Kerkorian was active in philanthropy through his charitable foundation, The Lincy Foundation, named after his daughters, Linda and Tracy. The foundation reportedly donated more than $1 billion, though Kerkorian never allowed anything to be named in his honor. The foundation covered half of the cost of an 80-kilometer highway in Armenia. Over the next decade, Kerkorian financed more than $200 million of infrastructure projects in Armenia, including $60 million to the reconstruction of schools and streets and the renovation of many museums, theaters and concert halls.

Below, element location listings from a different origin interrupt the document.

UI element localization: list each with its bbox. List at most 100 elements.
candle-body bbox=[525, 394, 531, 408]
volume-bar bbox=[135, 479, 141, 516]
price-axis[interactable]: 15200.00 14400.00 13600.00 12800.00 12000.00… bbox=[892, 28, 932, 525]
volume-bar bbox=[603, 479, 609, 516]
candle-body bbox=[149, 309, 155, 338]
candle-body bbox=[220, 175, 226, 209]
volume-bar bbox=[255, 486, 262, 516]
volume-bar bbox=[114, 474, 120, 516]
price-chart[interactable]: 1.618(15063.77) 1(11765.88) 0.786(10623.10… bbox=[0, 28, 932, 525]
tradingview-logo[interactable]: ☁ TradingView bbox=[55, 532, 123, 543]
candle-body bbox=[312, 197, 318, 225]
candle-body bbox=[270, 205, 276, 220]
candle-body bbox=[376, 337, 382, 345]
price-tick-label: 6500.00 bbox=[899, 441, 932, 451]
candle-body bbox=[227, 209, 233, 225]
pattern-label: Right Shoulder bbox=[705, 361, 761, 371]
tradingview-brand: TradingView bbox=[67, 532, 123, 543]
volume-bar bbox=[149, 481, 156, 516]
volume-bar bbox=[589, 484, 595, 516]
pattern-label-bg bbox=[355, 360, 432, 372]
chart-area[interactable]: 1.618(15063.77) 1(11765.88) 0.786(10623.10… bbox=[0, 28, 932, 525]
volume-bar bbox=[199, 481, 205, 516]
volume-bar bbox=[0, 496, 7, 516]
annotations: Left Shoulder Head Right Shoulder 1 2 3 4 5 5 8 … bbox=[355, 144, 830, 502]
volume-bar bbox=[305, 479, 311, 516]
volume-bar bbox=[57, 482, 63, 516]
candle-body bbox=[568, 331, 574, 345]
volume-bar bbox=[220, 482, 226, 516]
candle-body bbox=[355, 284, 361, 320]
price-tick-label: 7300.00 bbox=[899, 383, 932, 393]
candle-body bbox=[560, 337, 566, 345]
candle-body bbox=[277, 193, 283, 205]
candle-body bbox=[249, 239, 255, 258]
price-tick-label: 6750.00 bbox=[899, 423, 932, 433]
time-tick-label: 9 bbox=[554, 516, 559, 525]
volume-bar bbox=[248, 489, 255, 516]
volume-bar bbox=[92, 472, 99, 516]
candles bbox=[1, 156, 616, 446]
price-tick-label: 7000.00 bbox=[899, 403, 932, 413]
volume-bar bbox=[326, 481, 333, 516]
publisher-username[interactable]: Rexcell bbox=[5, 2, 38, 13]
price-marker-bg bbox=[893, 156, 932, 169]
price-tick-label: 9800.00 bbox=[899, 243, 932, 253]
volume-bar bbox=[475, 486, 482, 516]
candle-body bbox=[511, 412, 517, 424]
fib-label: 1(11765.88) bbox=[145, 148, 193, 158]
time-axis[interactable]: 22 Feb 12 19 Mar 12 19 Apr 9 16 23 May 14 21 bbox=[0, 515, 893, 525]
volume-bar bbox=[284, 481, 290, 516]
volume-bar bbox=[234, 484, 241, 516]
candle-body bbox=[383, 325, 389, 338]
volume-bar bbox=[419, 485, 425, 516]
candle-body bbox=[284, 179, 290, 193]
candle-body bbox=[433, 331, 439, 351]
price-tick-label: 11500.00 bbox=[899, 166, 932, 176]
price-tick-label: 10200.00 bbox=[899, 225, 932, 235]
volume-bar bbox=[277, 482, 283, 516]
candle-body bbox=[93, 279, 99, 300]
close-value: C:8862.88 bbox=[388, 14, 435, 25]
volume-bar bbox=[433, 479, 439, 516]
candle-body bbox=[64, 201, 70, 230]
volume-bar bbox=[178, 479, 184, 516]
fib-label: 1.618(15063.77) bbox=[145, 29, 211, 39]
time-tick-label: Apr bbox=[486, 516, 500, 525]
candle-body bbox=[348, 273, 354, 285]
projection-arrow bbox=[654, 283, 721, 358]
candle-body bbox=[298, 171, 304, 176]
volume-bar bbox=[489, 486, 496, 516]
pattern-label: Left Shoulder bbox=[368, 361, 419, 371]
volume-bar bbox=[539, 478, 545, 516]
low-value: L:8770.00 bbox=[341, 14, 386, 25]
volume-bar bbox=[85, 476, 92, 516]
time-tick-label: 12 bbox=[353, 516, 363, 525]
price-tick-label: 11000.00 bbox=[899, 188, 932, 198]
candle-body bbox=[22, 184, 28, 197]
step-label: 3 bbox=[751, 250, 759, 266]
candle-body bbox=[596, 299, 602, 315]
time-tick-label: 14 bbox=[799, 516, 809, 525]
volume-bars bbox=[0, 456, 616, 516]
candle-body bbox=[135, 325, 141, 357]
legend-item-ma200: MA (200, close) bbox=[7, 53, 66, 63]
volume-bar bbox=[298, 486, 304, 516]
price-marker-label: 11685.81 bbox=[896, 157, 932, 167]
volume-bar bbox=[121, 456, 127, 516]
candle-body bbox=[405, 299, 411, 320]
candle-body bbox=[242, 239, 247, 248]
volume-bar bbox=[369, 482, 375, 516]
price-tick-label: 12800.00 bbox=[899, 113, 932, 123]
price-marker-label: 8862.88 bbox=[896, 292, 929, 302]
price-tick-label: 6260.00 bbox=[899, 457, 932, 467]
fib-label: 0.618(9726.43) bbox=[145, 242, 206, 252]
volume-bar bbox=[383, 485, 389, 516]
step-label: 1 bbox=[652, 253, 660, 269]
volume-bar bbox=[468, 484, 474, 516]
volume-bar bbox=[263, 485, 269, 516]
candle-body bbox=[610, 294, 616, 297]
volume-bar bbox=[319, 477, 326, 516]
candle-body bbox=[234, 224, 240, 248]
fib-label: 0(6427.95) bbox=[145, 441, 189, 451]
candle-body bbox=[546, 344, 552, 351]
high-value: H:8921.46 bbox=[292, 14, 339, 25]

The Lincy Foundation was dissolved in 2011 after 22 years of charitable activities after dispensing its last $200 million to University of California, Los Angeles. Half was earmarked for medical research, scholarships and other projects while the other half was earmarked to create the "Dream Fund" for charitable causes around the country.

===Estate===
Most of the $2 billion estate was left to charity, with a three-person committee left to distribute the funds within three years. In December 2018, the estate settled with his 4th wife for $12.5 million, along with $10 million and $50 million for two philanthropic foundations, advised by his 4th wife.

==Awards and recognition==
Armenia issued a Kirk Kerkorian stamp in 2017. The city of Gyumri unveiled a statue of Kerkorian in 2018.